Hoofdstuk 4 begint zo: "Dus toen de Heer vernam dat de Farizeeën te horen kregen dat Jezus meer discipelen maakte en doopte dan Johannes (hoewel Jezus zelf niet doopte, maar zijn discipelen), verliet Hij Judea en keerde terug naar Galilea. Nu moest Hij door Samaria heen.
De Heer zei dat Hij wist dat de Farizeeën Hem niet zouden volgen door Samaria, dus gebruikte Hij het als een soort filter, zodat ze gedwongen zouden worden om terug te gaan naar Johannes. Het betekende dat zij moesten terugkeren naar Johannes en zijn doop van bekering. Als Hij het hun had toegestaan, zouden de Farizeeën Jezus gevolgd hebben, zonder dat zij eerst de doop van bekering van Johannes hadden ontvangen.

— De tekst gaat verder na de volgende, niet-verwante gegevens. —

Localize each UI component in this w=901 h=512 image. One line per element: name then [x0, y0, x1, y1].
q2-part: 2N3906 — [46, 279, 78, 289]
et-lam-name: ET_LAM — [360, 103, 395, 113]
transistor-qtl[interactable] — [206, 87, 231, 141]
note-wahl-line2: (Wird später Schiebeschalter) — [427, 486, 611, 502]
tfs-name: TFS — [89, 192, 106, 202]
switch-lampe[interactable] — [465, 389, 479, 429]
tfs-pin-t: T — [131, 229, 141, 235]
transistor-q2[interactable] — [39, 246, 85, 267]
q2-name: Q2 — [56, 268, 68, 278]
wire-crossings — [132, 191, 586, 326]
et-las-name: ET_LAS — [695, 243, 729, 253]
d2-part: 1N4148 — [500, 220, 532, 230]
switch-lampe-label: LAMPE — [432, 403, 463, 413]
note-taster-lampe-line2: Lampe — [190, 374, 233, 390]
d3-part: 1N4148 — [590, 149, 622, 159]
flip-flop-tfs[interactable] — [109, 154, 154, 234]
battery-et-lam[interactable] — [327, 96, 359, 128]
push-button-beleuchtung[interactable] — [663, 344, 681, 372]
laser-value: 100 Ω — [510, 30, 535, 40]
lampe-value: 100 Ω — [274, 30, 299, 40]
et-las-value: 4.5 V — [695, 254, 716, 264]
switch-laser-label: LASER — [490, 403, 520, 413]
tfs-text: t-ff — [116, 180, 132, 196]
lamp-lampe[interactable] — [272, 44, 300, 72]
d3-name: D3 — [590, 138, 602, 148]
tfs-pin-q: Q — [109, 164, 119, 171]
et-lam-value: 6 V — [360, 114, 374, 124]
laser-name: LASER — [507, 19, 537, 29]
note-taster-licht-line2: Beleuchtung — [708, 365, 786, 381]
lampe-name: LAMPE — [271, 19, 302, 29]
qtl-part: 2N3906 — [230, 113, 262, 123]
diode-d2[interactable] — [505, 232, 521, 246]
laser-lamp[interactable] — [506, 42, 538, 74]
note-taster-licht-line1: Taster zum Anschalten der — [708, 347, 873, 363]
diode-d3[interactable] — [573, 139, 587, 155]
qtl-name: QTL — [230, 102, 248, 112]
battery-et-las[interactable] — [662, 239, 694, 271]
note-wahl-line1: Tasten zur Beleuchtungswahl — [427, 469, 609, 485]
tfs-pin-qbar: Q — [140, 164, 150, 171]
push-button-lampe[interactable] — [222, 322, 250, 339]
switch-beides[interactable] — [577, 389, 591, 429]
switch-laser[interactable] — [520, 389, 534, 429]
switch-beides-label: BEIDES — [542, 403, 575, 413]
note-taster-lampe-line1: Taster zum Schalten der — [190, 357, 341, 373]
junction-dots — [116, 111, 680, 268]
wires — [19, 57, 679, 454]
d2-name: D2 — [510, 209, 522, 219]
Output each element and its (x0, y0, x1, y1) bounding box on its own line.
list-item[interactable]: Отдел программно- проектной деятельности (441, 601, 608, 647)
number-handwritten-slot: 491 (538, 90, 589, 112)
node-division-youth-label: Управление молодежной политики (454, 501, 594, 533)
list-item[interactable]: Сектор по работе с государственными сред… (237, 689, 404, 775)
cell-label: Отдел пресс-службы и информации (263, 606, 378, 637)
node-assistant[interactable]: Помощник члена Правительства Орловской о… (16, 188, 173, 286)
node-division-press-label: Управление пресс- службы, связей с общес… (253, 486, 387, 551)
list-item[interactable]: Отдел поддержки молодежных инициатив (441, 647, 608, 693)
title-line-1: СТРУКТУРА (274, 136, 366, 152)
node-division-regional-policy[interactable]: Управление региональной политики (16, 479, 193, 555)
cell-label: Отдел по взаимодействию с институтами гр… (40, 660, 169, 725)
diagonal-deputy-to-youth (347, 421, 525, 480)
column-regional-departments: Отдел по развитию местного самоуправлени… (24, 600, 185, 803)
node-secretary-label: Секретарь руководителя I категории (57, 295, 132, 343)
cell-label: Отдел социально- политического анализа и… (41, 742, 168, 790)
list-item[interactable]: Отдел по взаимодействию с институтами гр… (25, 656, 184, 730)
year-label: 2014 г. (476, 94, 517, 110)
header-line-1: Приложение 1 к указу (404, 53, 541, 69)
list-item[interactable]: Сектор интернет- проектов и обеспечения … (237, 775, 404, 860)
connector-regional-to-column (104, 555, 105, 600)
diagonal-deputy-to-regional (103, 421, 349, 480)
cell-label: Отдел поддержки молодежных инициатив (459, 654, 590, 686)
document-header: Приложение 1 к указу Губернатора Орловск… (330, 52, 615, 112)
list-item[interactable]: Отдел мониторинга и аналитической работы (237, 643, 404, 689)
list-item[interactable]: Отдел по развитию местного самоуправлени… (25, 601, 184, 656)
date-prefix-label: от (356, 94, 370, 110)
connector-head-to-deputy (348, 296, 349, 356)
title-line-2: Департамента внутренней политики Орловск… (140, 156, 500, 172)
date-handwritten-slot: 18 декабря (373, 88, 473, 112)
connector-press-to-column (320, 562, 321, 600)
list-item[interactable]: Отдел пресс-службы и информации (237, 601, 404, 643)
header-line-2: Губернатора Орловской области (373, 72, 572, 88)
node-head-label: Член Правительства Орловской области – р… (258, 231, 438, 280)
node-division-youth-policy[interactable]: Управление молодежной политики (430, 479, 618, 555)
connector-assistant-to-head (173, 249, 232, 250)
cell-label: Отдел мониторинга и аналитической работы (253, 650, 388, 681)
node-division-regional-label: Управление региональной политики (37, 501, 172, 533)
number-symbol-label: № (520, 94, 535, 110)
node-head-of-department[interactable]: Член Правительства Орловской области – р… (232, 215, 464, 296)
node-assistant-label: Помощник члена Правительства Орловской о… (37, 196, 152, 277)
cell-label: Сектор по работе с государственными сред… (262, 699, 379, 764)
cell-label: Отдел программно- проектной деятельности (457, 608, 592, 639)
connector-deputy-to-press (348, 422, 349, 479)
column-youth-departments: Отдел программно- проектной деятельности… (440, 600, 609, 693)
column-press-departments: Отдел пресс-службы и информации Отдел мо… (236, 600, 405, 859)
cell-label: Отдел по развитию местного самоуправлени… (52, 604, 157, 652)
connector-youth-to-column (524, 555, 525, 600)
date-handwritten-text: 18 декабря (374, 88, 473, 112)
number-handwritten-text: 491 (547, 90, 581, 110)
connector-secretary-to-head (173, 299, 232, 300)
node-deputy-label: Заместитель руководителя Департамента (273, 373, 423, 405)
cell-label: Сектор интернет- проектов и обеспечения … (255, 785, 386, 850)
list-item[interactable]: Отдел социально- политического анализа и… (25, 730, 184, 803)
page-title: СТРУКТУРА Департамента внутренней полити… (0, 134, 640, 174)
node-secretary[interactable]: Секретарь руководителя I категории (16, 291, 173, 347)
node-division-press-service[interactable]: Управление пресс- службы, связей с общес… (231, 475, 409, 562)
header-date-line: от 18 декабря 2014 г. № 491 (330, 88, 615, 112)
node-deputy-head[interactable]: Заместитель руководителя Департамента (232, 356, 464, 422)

Hoofden gebogen en ogen gesloten...
Hij begon toen te praten over de moderne westerse praktijk om de hand op te heffen om 'Jezus aan te nemen’, en hoeveel mensen zich nooit bekeren, maar direct wedergeboren worden - en nooit echt met hun hart afrekenen en hun vroegere zondige leven. Dat is wat de Farizeeën gedaan zouden hebben - Jezus volgen zonder zich eerst van hun zonden bekeerd te hebben. Ze zouden hun zondige wegen hebben vastgehouden terwijl ze Jezus 'accepteerden' - en dat is niet juist.
De opmerking van de Heer over hoe mensen vandaag de dag in Hem geloven zonder met hun vorige leven af te rekenen - bekering -, betekent dat iemand tot de Heer komt met deze zondeproblemen uit hun verleden, die dus nog steeds aanwezig zijn en die een plaats in hun hart en leven innemen.
Ze geven hun leven niet aan Jezus, maar nodigen Jezus uit in hun zondige leven. Dat is de omgekeerde wereld.
Het betekent heel vaak, omdat ze zich niet eerst bekeerd hebben, maar direct naar Jezus toe zijn gegaan, dat ze met de zonde zullen worstelen in plaats van te kunnen zeggen: 'Geen zonde, ik heb me van je bekeerd en ben een andere weg gegaan'. Velen hebben hun vorig zondig leven niet afgesloten als ze tot Jezus komen, dus worstelen ze voortdurend tussen hun vorige leven en hun nieuwe leven in Christus.
Denk aan de fundamentele leer van het geloof....
Zoals vermeld in Hebreeën 6: 1-2: Bekering van dode werken, geloof in God, onderwijs over dopen, handoplegging, opstanding van de doden en eeuwig oordeel.
Let op de vooruitgang van bekering van dode werken tot de uiteindelijke leer over het oordeel. Hoe velen van ons zijn begonnen met 'geloof in God', dan met de doop van water en Heilige Geest, dan met het handen opleggen van mensen voor genezing of gebed, dan met het zoeken naar de hemel - zonder dat zij zich eerst bekeerd hebben?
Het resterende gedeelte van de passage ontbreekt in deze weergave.